C’est dire si la Belgique est, à de très nombreux points de vue, un des pays qui ressemble le plus à l’Europe. Je voudrais ici souligner le rôle qui a été joué durant de très nombreuses années par celles et ceux qui ont construit la réputation du « compromis à la Belge ». Le mot « compromis » est trop souvent galvaudé ou méprisé, parce qu’il implique qu’il faille faire des concessions. Quelqu’un préfèrerait-il, ne fût-ce que dans sa famille ou son couple, une logique où les intérêts de l’un l’emportent à 100% sur les intérêts de l’autre ? Vivre ensemble implique inévitablement la discussion et le compromis. Le compromis, avec l’écoute, le respect et la volonté de construire des valeurs communes, est un instrument indispensable et irremplaçable de la démocratie et de la paix.

En Belgique, les fêtes des 50 ans de l’Europe se sont construites autour du slogan « Ensemble depuis 50 ans ».

Mes amis wallons, mes amis Flamands, mes amis Bruxellois, nous les Belges sommes ensemble depuis plus de 175 ans.

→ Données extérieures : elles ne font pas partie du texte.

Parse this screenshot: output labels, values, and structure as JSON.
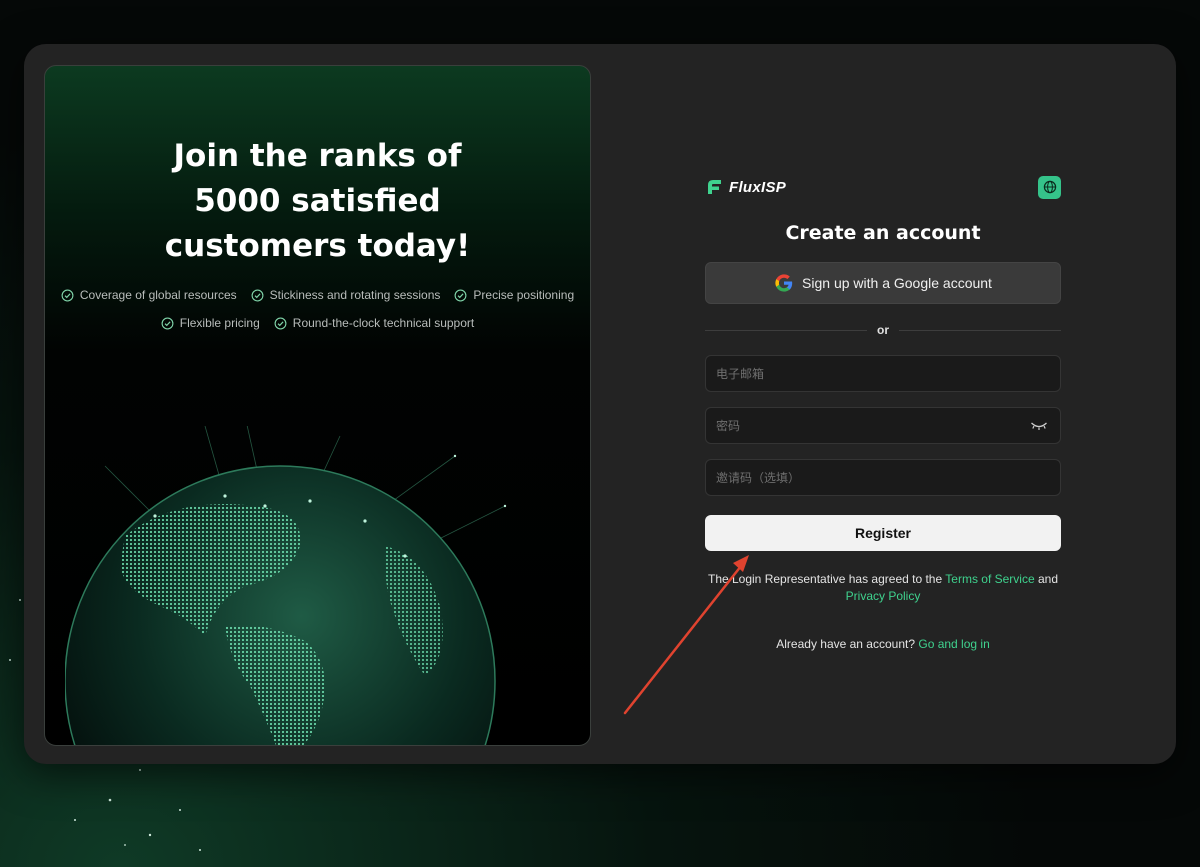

Nous avons traversé des périodes où on en a vu de toutes les couleurs avec une devise qui nous a permis d’être souvent cités en exemple tant sur le plan économique (nous étions à l’avant-garde de l’industrialisation et ne nous défendons pas si mal à l’échelle internationale), que sur le plan social (nous gardons un des systèmes sociaux les plus équitables au monde), et sur le plan institutionnel (nous avons été et sommes encore un laboratoire permanent de réponses, certes souvent de plus en plus complexes, mais toujours pacifiques du vivre ensemble).

Cette devise, à l’heure où la fébrilité, où l’emballement l’emporte trop souvent face à la difficulté de trouver des solutions à des problèmes qui, quel que soit l’angle de vue, restent des problèmes de second ordre, cette devise, je voudrais vous la rappeler : « L’union fait la force ». Si ce slogan sonne aujourd’hui creux dans certaines oreilles, je vous en conseille un autre. Puisque nous sommes dans des logiques de subsidiarité avec l’Europe, si notre devise ne nous convient plus, reposons-nous sur celle de l’Europe : « unis dans la diversité ».

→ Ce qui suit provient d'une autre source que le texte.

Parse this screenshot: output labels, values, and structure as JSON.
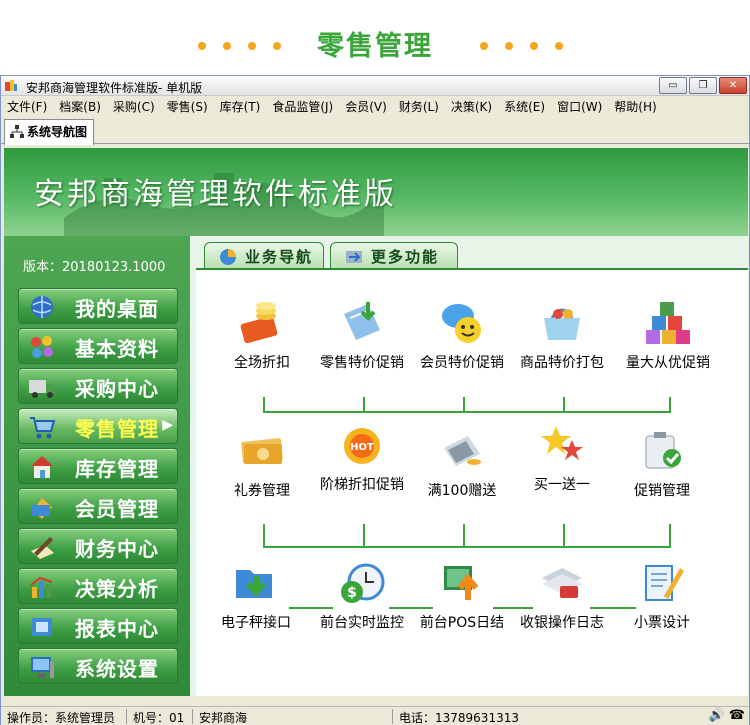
{
  "banner": {
    "title": "零售管理"
  },
  "window": {
    "title": "安邦商海管理软件标准版- 单机版",
    "buttons": {
      "minimize": "▭",
      "restore": "❐",
      "close": "✕"
    }
  },
  "menu": [
    "文件(F)",
    "档案(B)",
    "采购(C)",
    "零售(S)",
    "库存(T)",
    "食品监管(J)",
    "会员(V)",
    "财务(L)",
    "决策(K)",
    "系统(E)",
    "窗口(W)",
    "帮助(H)"
  ],
  "doc_tab": {
    "label": "系统导航图"
  },
  "hero": {
    "title": "安邦商海管理软件标准版"
  },
  "sidebar": {
    "version": "版本：20180123.1000",
    "items": [
      {
        "label": "我的桌面",
        "icon": "globe-icon"
      },
      {
        "label": "基本资料",
        "icon": "color-dots-icon"
      },
      {
        "label": "采购中心",
        "icon": "truck-icon"
      },
      {
        "label": "零售管理",
        "icon": "cart-icon",
        "active": true
      },
      {
        "label": "库存管理",
        "icon": "house-icon"
      },
      {
        "label": "会员管理",
        "icon": "card-icon"
      },
      {
        "label": "财务中心",
        "icon": "pen-paper-icon"
      },
      {
        "label": "决策分析",
        "icon": "bar-chart-icon"
      },
      {
        "label": "报表中心",
        "icon": "report-icon"
      },
      {
        "label": "系统设置",
        "icon": "computer-icon"
      }
    ],
    "report_label": "报表"
  },
  "content_tabs": [
    {
      "label": "业务导航",
      "icon": "pie-icon"
    },
    {
      "label": "更多功能",
      "icon": "arrows-icon"
    }
  ],
  "functions": {
    "row1": [
      {
        "label": "全场折扣",
        "icon": "coins-card-icon"
      },
      {
        "label": "零售特价促销",
        "icon": "book-arrow-icon"
      },
      {
        "label": "会员特价促销",
        "icon": "smiley-chat-icon"
      },
      {
        "label": "商品特价打包",
        "icon": "basket-icon"
      },
      {
        "label": "量大从优促销",
        "icon": "cubes-icon"
      }
    ],
    "row2": [
      {
        "label": "礼券管理",
        "icon": "banknote-icon"
      },
      {
        "label": "阶梯折扣促销",
        "icon": "hot-sun-icon"
      },
      {
        "label": "满100赠送",
        "icon": "cash-register-icon"
      },
      {
        "label": "买一送一",
        "icon": "stars-icon"
      },
      {
        "label": "促销管理",
        "icon": "clipboard-icon"
      }
    ],
    "row3": [
      {
        "label": "电子秤接口",
        "icon": "folder-arrow-icon"
      },
      {
        "label": "前台实时监控",
        "icon": "clock-dollar-icon"
      },
      {
        "label": "前台POS日结",
        "icon": "monitor-arrow-icon"
      },
      {
        "label": "收银操作日志",
        "icon": "stack-card-icon"
      },
      {
        "label": "小票设计",
        "icon": "note-pencil-icon"
      }
    ]
  },
  "statusbar": {
    "operator": "操作员：系统管理员",
    "machine": "机号：01",
    "company": "安邦商海",
    "phone": "电话：13789631313"
  },
  "colors": {
    "accent_green": "#3aa63a",
    "dot_orange": "#f3a51c"
  }
}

Unis parce qu’il faut vivre sur une autre planète et méconnaître profondément les défis planétaires auxquels nous devons tous faire face pour croire que nous serons plus forts si nous sommes séparés. Dans la diversité, parce qu’il y a un réel défi à construire des identités communes alors que nous ne vivons pas toujours les mêmes réalités. Ni l’Europe, ni la Belgique, ni Bruxelles, ni la francophonie belge n’échappent à cette contrainte et à ce défi.

Un appel a été lancé il y a quelques jours par Madame la Présidente de la Communauté française, Marie ARENA, afin de relancer ou de lancer une réflexion profonde sur les politiques menées par les francophones à Bruxelles et en Wallonie. C’est une ambition que j’appelle de mes vœux depuis très longtemps et qu’il faut encourager. Dans ce sens, j’ai le plaisir de vous annoncer qu’en concertation avec mes collègues Présidents de la Communauté française et de la Région wallonne, nous allons organiser une première réunion rassemblant l’ensemble des chefs de groupe de nos Parlements respectifs le 1er octobre au Parlement de la Communauté française.

Madame ARENA, vous avez appelé vos collègues à imaginer sans tabous de nouvelles synergies entre Bruxelles et la Wallonie. C’est très important et je vous prendrai immédiatement au mot. Vous semblez également avoir privilégié des discussions de fond à des débats de tuyauterie institutionnelle et je voudrais vous encourager dans cette voie.

Je voudrais d’abord rappeler que des synergies existent déjà entre Gouvernements et devraient être renforcées sans attendre la constitution de ce groupe de réflexion. Pour ne prendre qu’un seul exemple, je citerai la politique d’accueil et de soutien aux familles de personnes handicapées.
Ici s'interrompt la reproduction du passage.